Oral Cancer - Rôle of GDP in Cancer Prevention & Diagnosis
The dentist (GDP) is in a unique position to help in oral cancer discovery and diagnosis.
The GDP, by training and experience, knows what the oral cavity should look like and be aware when oral tissues look suspicious.
GDP's involvement includes prevention, early diagnosis and the care of patient post-treatment for cancer.
Prevention:
Actively discourage smoking & betel nut use
Encourage moderation of alcohol intake
Health promotion & education on Oral Cancer
Provide check-ups for œdentulous ± institutionalised elderly & otherwise high-risk non-attenders
Case law has already established that a dentist’s duty of care includes an obligation to examine the whole mouth.
A typical legal complaint might allege failure to recognise the possibility of a malignancy having noted swollen gums and loose teeth, for example, with a lack of evidence of adequate medical and social history-taking and delay in making a specialist referral.
Dentists need to be sure that they can, if necessary, answer questions like these:
Did you know that a particular patient fell into an oral cancer high risk group and what did you do in the light of that knowledge?
Were the medical, social and dental histories taken appropriately?
Did you investigate the health of soft tissues thoroughly enough?
Was a decision not to refer the appropriate one in the circumstances?
Last Updated 8th February 2012
Early Diagnosis:
Be vigilant & suspicious
Always examine mucosa as well as teeth
Refer all high-risk lesions on discovery
Monitor low-risk pre-malignant lesions
Perform biopsy appropriately
This presupposes that the GDP is comfortable recognising pre-malignant lesions and is au fait with them. Shrugging your shoulders or referring any oral pathology to the OMFS Department are not necessarily the most efficacious or responsible responses.
Given Continuous Professional Development, there is the expectation that GDP’s should be more aware and be able to recognise oral lesions.
Also, though not happening yet in this country, failure to recognise such lesions and act accordingly may be regarded as malpractice or even negligence.
The parallels have already been drawn by the defence unions between the lack of diagnosis and treatment of periodontal disease and oral cancer.
I don’t believe many GDP’s will biopsy the lesion; no real financial incentives and also the worry that biopsying the lesion may ‘muddy the pitch’ for further investigations and treatment.
Manage simple denture problems after surgery
Alleviate the effects of post-irradiation dry mouth (eg preventing xerostomia- related caries)

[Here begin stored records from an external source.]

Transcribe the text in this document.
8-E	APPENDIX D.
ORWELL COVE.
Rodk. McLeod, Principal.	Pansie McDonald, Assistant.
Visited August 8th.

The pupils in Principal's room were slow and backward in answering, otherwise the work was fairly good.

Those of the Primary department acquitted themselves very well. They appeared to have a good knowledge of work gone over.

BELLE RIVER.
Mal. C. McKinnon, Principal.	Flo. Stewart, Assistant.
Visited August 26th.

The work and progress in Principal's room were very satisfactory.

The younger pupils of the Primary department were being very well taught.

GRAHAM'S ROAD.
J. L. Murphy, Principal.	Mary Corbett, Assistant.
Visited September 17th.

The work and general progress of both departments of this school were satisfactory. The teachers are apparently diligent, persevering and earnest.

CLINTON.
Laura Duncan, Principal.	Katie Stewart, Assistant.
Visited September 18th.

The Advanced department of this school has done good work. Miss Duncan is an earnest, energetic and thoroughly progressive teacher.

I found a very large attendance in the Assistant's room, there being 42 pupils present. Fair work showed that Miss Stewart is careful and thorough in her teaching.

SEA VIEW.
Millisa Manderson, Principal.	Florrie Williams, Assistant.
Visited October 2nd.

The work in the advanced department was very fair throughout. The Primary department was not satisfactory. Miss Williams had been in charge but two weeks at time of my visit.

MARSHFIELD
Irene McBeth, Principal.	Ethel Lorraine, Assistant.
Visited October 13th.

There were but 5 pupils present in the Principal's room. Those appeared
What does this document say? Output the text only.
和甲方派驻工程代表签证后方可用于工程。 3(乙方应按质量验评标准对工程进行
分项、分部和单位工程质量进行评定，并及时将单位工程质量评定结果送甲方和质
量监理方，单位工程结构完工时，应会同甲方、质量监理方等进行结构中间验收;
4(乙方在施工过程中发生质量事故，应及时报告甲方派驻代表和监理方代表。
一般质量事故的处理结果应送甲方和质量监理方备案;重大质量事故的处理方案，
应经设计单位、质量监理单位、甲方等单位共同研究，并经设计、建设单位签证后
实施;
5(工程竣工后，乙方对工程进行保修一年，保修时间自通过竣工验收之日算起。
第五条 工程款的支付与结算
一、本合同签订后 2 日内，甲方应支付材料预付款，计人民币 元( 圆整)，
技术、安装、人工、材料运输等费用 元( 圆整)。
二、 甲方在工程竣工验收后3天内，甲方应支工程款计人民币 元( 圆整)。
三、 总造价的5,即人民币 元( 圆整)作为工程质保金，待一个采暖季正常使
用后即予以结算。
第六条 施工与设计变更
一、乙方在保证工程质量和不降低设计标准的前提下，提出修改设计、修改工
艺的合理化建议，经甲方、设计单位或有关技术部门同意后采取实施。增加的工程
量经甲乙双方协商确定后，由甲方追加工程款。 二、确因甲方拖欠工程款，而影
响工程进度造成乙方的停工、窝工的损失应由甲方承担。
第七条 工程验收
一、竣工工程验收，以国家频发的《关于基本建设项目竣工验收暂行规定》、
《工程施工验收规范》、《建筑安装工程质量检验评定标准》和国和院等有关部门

Monitor for recurrence, new pre-malignant lesions & second primary tumours
Monitor for cervical (neck) metastases
Maintain morale of & provide additional support to patients & their relatives
Theoretically, the GDP should know how to manage a dry mouth and its sequelae (cervical caries, periodontal disease & candidal infections). The GDP should have either literature or even the products used in the amelioration of xerostomia.
If the GDP can do a competent oral screening, than monitoring for a recurrence or a new cancer or a pre-malignancy is no different than the oral screening.